After the Labour Party won the 1997 elections, the British government capitalized on public discontent by taxing the excess profits of 32 utilities that had been privatized between 1984 and 1996 by the then-governing Conservative Party.

The utilities' profits and share prices soared following privatization, as any savings they generated through efficiency were kept as profits rather than passed on to customers.

The windfall tax was a one-time 23 percent tax on the difference between each company's profit-making value and the price at which the government sold it -- a price the public considered too low. A company's profit-making value was defined as its average annual profit multiplied by its price-to-earnings ratio.
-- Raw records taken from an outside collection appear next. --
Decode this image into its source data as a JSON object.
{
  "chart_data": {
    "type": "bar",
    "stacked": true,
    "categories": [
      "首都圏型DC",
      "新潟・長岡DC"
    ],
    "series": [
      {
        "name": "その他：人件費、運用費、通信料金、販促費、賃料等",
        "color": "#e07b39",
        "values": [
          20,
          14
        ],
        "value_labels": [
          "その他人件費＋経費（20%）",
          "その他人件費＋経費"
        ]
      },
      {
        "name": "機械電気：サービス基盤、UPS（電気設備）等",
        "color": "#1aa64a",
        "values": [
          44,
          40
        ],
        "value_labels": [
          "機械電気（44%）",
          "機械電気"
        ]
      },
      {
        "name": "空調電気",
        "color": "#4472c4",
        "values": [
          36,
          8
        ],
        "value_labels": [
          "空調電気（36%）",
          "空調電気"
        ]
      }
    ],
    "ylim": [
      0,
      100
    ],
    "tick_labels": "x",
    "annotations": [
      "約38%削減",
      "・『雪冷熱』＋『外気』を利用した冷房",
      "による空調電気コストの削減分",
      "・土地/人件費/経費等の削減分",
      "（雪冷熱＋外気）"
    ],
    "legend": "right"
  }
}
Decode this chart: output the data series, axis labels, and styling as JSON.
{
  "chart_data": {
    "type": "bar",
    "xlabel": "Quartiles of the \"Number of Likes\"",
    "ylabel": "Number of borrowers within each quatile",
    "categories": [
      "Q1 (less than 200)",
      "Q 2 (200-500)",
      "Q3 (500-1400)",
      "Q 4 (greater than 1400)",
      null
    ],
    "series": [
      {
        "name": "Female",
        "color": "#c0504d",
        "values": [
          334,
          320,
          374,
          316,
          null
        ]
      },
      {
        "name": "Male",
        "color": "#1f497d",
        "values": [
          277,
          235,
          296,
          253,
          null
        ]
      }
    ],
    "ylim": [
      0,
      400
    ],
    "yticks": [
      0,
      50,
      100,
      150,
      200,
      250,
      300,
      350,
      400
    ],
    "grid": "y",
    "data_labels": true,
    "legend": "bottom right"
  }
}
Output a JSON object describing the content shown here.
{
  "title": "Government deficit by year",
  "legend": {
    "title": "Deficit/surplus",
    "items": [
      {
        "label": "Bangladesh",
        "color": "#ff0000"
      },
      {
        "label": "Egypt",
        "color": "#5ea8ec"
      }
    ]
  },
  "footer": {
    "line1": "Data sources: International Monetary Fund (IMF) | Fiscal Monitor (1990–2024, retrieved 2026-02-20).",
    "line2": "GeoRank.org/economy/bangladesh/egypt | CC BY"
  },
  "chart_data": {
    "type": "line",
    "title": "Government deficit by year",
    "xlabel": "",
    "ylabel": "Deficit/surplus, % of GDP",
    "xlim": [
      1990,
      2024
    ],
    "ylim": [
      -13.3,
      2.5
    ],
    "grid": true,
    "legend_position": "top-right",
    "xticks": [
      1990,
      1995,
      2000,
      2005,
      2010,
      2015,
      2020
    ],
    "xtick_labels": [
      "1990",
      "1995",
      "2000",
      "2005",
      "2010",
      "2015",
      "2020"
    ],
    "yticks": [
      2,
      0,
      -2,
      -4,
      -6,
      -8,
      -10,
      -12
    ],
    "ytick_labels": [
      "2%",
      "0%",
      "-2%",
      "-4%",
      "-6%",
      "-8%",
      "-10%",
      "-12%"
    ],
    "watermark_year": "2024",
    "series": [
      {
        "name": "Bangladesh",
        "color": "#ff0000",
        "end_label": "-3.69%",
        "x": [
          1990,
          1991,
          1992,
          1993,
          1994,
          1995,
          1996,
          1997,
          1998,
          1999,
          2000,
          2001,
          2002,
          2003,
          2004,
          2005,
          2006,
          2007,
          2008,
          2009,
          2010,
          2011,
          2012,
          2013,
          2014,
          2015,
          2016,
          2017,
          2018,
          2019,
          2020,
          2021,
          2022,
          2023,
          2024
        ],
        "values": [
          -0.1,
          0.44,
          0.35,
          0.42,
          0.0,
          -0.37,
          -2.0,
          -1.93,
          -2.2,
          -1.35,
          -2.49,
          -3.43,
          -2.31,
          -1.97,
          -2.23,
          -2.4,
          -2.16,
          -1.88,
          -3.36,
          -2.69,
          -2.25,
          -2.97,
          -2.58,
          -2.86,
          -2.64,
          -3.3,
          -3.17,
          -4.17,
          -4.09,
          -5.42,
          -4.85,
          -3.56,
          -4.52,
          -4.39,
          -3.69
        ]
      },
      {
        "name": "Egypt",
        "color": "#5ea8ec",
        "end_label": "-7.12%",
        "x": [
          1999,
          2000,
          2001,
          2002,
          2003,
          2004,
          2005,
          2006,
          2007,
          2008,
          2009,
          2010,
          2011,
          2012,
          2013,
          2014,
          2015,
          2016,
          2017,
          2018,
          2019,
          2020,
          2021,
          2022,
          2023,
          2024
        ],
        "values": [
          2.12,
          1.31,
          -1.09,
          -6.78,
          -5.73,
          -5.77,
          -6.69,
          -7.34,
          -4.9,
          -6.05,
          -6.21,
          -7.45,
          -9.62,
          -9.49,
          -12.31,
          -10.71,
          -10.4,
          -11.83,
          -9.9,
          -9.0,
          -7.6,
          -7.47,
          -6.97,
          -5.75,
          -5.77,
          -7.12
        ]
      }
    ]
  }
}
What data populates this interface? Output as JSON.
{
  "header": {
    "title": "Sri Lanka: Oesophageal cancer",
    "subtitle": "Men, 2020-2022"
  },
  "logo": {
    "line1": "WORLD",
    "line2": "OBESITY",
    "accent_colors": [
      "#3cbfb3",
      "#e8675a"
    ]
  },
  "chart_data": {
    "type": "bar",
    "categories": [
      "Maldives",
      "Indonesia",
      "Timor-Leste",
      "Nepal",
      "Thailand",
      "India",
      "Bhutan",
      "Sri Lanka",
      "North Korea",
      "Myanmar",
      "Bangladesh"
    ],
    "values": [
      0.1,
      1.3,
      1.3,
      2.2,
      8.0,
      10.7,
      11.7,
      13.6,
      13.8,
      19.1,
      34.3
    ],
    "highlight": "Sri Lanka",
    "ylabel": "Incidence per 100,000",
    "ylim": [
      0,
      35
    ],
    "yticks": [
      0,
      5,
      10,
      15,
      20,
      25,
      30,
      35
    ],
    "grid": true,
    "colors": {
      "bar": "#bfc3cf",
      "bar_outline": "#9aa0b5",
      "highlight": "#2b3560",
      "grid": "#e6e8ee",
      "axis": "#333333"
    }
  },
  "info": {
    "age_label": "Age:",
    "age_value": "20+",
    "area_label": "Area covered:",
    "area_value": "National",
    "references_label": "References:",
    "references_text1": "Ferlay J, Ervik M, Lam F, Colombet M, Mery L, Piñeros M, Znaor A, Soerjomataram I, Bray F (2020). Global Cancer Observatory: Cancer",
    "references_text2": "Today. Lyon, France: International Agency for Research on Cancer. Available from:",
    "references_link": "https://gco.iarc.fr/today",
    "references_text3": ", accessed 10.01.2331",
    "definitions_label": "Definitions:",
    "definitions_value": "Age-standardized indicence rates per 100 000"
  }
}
PPL Corporation cited a section of the Internal Revenue Code that grants U.S. corporations a tax credit for "income, war profits, or excess profits taxes" paid to another country.

The Internal Revenue Service denied PPL's claim for a refund, but the Tax Court reversed.

The 3rd Circuit, at the Commissioner of Internal Revenue's urging, ruled that PPL was not entitled to the foreign tax credit because the windfall tax was not technically a tax on the company's profits, but a tax on the difference between two numbers, one of which was factored in the company's average annual profit over a four-year period.

In a similar case involving the same U.K. tax, the 5th Circuit came to the opposite conclusion, saying courts needed to look beyond form and consider how the tax actually operates.

In its petition to the Supreme Court, PPL argued that the tax is, in substance, a tax on the "excess profits" of the privatized utilities.

"While the tax is nominally a tax on the excess 'value' of those companies above their privatization price, the tax 'value' was measured entirely by the companies' profits during the four years immediately after privatization," PPL claimed.

The high court agreed to clarify whether courts, when deciding if a foreign tax credit applies, should look solely at how the foreign tax is structured or take a more substance-based approach that factors in the tax's practical operation and intended effect.